There was panic on the streets of Turkey’s Hatay as a strong earthquake struck the southern province during the early evening (around 20:00 local time) of February 20 followed by a moderate quake. The new tremors, so far known to have caused the deaths of three people, came almost exactly two weeks after twin earthquakes struck Hatay, 10 other Turkish provinces and northern Syria killing tens of thousands.
Muna Al Omar told Reuters she was in a tent in a park in central Antakya, Hatay’s capital city, when the strong quake, with a magnitude of 6.4, hit. "I thought the earth was going to split open under my feet," she said, crying as she held her seven-year-old son in her arms.
The second quake was measured at 5.8.
Initial newswire reports also referred to 213 people injured and people trapped under rubble, with many instances of already damaged buildings and other structures crumbling.
The two February 6 earthquakes were of devastating magnitudes, 7.8 and 7.5, respectively. On February 19, the country's Disaster and Emergency Management Authority, AFAD, said that some 6,040 aftershocks, with 40 of a 5 to 6 magnitude and one at 6.6, have in the past two weeks hit the 11 provinces that form the quake disaster zone. For earthquakes, it should be noted that the Richter magnitude scale does not proportionally represent the strength of the earthquake in question. For instance, 7.00 magnitude is not one unit or 16% stronger than 6.00 magnitude, it is 10 times or 1,000% stronger.
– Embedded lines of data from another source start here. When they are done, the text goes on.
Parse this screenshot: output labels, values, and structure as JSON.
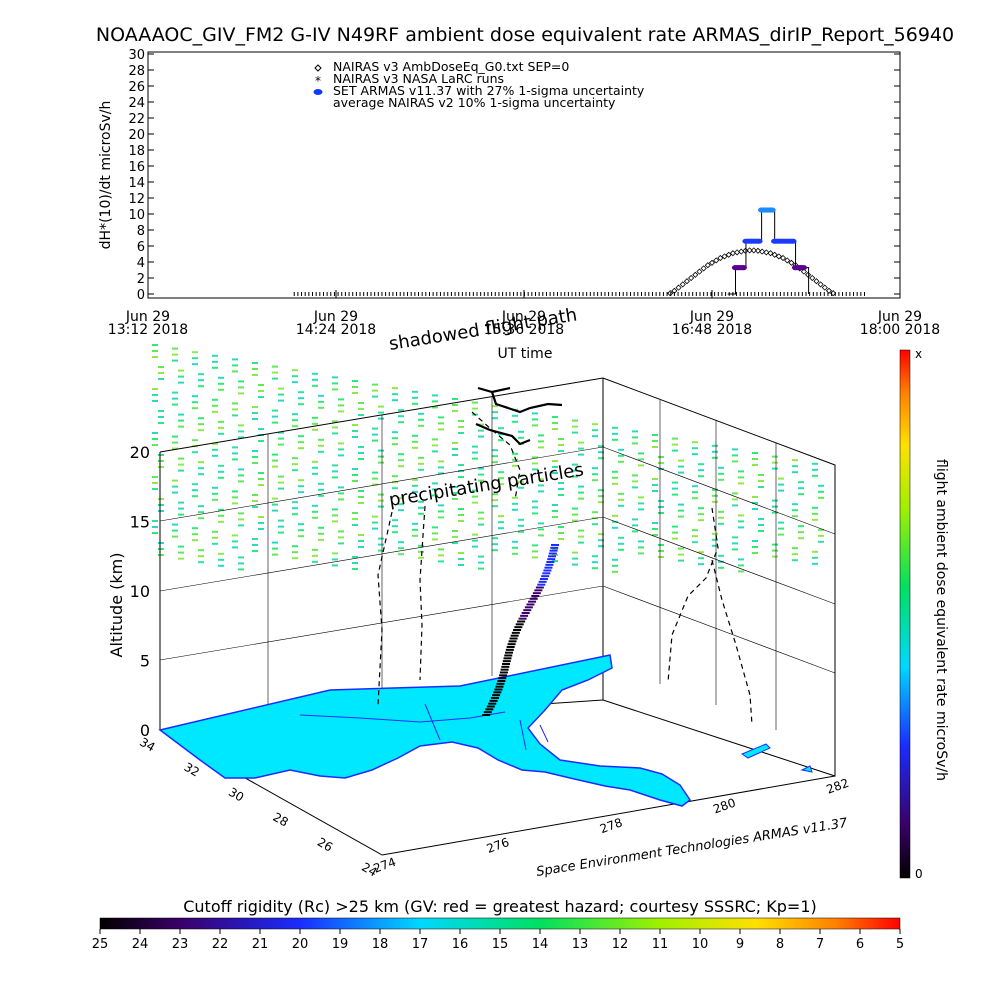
{
  "title": "NOAAAOC_GIV_FM2 G-IV   N49RF  ambient dose equivalent rate ARMAS_dirIP_Report_56940",
  "chart_data": [
    {
      "type": "scatter",
      "ylabel": "dH*(10)/dt microSv/h",
      "xlabel": "UT time",
      "ylim": [
        0,
        30
      ],
      "yticks": [
        0,
        2,
        4,
        6,
        8,
        10,
        12,
        14,
        16,
        18,
        20,
        22,
        24,
        26,
        28,
        30
      ],
      "xlim_min": [
        0,
        288
      ],
      "xticks": [
        {
          "min": 0,
          "l1": "Jun 29",
          "l2": "13:12 2018"
        },
        {
          "min": 72,
          "l1": "Jun 29",
          "l2": "14:24 2018"
        },
        {
          "min": 144,
          "l1": "Jun 29",
          "l2": "15:36 2018"
        },
        {
          "min": 216,
          "l1": "Jun 29",
          "l2": "16:48 2018"
        },
        {
          "min": 288,
          "l1": "Jun 29",
          "l2": "18:00 2018"
        }
      ],
      "legend": [
        {
          "marker": "diamond",
          "label": "NAIRAS v3 AmbDoseEq_G0.txt SEP=0"
        },
        {
          "marker": "star",
          "label": "NAIRAS v3 NASA LaRC runs"
        },
        {
          "marker": "dot",
          "label": "SET ARMAS v11.37 with 27% 1-sigma uncertainty"
        },
        {
          "marker": "none",
          "label": "average NAIRAS v2 10% 1-sigma uncertainty"
        }
      ],
      "series": [
        {
          "name": "NAIRAS v3 AmbDoseEq_G0.txt SEP=0",
          "x_start_min": 200,
          "x_step_min": 1.6,
          "values": [
            0.1,
            0.4,
            0.8,
            1.2,
            1.6,
            2.0,
            2.4,
            2.8,
            3.2,
            3.6,
            3.9,
            4.2,
            4.5,
            4.7,
            4.9,
            5.1,
            5.2,
            5.3,
            5.4,
            5.45,
            5.45,
            5.4,
            5.3,
            5.2,
            5.1,
            4.9,
            4.7,
            4.5,
            4.2,
            3.9,
            3.6,
            3.2,
            2.8,
            2.4,
            2.0,
            1.6,
            1.2,
            0.8,
            0.4,
            0.1
          ]
        },
        {
          "name": "NAIRAS v3 NASA LaRC runs",
          "segments": [
            [
              56,
              275
            ]
          ],
          "value": 0
        },
        {
          "name": "SET ARMAS v11.37 with 27% 1-sigma uncertainty",
          "points": [
            [
              222,
              0
            ],
            [
              224,
              0
            ],
            [
              225,
              3.3
            ],
            [
              226,
              3.3
            ],
            [
              227,
              3.3
            ],
            [
              228,
              3.3
            ],
            [
              229,
              6.6
            ],
            [
              230,
              6.6
            ],
            [
              231,
              6.6
            ],
            [
              232,
              6.6
            ],
            [
              233,
              6.6
            ],
            [
              234,
              6.6
            ],
            [
              235,
              10.5
            ],
            [
              236,
              10.5
            ],
            [
              237,
              10.5
            ],
            [
              238,
              10.5
            ],
            [
              239,
              10.5
            ],
            [
              240,
              6.6
            ],
            [
              241,
              6.6
            ],
            [
              242,
              6.6
            ],
            [
              243,
              6.6
            ],
            [
              244,
              6.6
            ],
            [
              245,
              6.6
            ],
            [
              246,
              6.6
            ],
            [
              247,
              6.6
            ],
            [
              248,
              3.3
            ],
            [
              249,
              3.3
            ],
            [
              250,
              3.3
            ],
            [
              251,
              3.3
            ],
            [
              253,
              0
            ]
          ]
        }
      ]
    },
    {
      "type": "3d-flight-track",
      "annotations": [
        "shadowed flight path",
        "precipitating particles"
      ],
      "zlabel": "Altitude (km)",
      "zticks": [
        0,
        5,
        10,
        15,
        20
      ],
      "lat_ticks": [
        24,
        26,
        28,
        30,
        32,
        34
      ],
      "lon_ticks": [
        274,
        276,
        278,
        280,
        282
      ],
      "credit": "Space Environment Technologies ARMAS v11.37",
      "right_colorbar": {
        "label": "flight ambient dose equivalent rate microSv/h",
        "top_label": "x",
        "bottom_label": "0"
      },
      "bottom_colorbar": {
        "label": "Cutoff rigidity (Rc) >25 km (GV: red = greatest hazard; courtesy SSSRC; Kp=1)",
        "ticks": [
          "25",
          "24",
          "23",
          "22",
          "21",
          "20",
          "19",
          "18",
          "17",
          "16",
          "15",
          "14",
          "13",
          "12",
          "11",
          "10",
          "9",
          "8",
          "7",
          "6",
          "5"
        ]
      }
    }
  ]
}
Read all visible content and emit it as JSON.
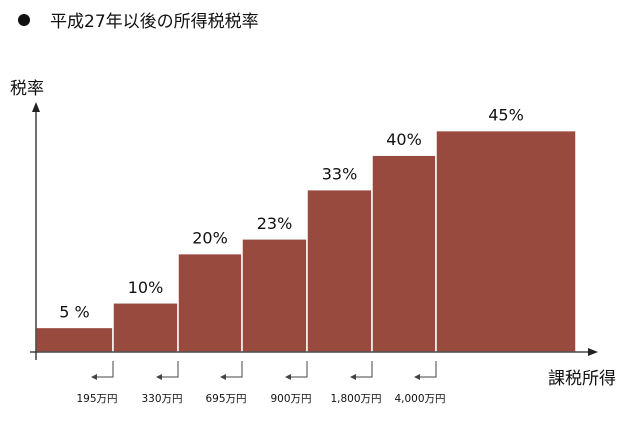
{
  "title": "平成27年以後の所得税税率",
  "colors": {
    "bar_fill": "#994a3f",
    "bar_stroke": "#ffffff",
    "axis": "#222222",
    "text": "#111111"
  },
  "chart_data": {
    "type": "bar",
    "title": "平成27年以後の所得税税率",
    "ylabel": "税率",
    "xlabel": "課税所得",
    "categories": [
      "195万円以下",
      "195万円〜330万円",
      "330万円〜695万円",
      "695万円〜900万円",
      "900万円〜1,800万円",
      "1,800万円〜4,000万円",
      "4,000万円超"
    ],
    "values": [
      5,
      10,
      20,
      23,
      33,
      40,
      45
    ],
    "value_labels": [
      "5 %",
      "10%",
      "20%",
      "23%",
      "33%",
      "40%",
      "45%"
    ],
    "thresholds": [
      "195万円",
      "330万円",
      "695万円",
      "900万円",
      "1,800万円",
      "4,000万円"
    ],
    "ylim": [
      0,
      50
    ],
    "grid": false,
    "legend": "none"
  }
}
The latest quakes were centred near Antakya and were felt in Syria, Egypt and Lebanon. The first quake struck at a depth of just two km (1.2 miles), according to the European Mediterranean Seismological Centre (EMSC) said. The relatively shallow depth might have magnified its impact at ground level.
The death toll from the earthquakes of two weeks ago, with rescue efforts now almost entirely wound down, so far stood at 41,156 in Turkey, AFAD said on February 20. Around 6,000 victims are confirmed to have died in Syria. Soon after the quakes, one expert said he feared the eventual toll across Turkey and Syria could reach as high as 180,000. Both countries are yet to give estimates of how many people are missing.
Around 345,000 apartments in Turkey are known to have been destroyed by the disaster. Some 105,794 buildings checked by Turkey’s Environment and Urbanisation Ministry were either destroyed or so badly damaged as to require demolition, the ministry said on February 19. Of these, 20,662 had collapsed.
“At least 80% of the buildings must be demolished in Antakya,” Lutfu Savas, the mayor of Hatay province—which suffered around 21,000 deaths in the earthquakes of two weeks ago, more than half of the total number of the confirmed fatalities in Turkey—told broadcaster HaberTurk on February 19.
Turkish President Recep Tayyip Erdogan continues to face a backlash over decades of shoddy building standards that left so many buildings in Turkey vulnerable to the earthquake tremors.
Even some so-called “earthquake-proof” luxury housing complexes were toppled by the earthquakes. But there are examples in Turkey of towns built according to earthquake-resistance construction codes, which have withstood major tremors while settlements around them have collapsed.
Opposition politicians have complained of deference to Erdogan slowing the earthquake rescue.
Among February 6 earthquake survivors are around 356,000 pregnant women who urgently need access to health services, the UN sexual and reproductive health agency (UNFPA) has said. They comprise of 226,000 women in Turkey and 130,000 in Syria, around 38,800 of whom will deliver in the next month. Many are sheltering in camps or are exposed to freezing temperatures and are struggling to get food or clean water.
Deep anxieties in Istanbul—which experts have long said is highly vulnerable to the possibility of a massive earthquake—have been reignited among the city’s 16mn-strong population by the disaster.
Hours before the latest earthquake, US Secretary of State Antony Blinken said on a visit to Turkey that Washington would help "for as long as it takes" as rescue operations in the wake of the February 6 earthquakes and their aftershocks were reduced to just a handful of cases with some hope. The focus was turning to urgent shelter and reconstruction work.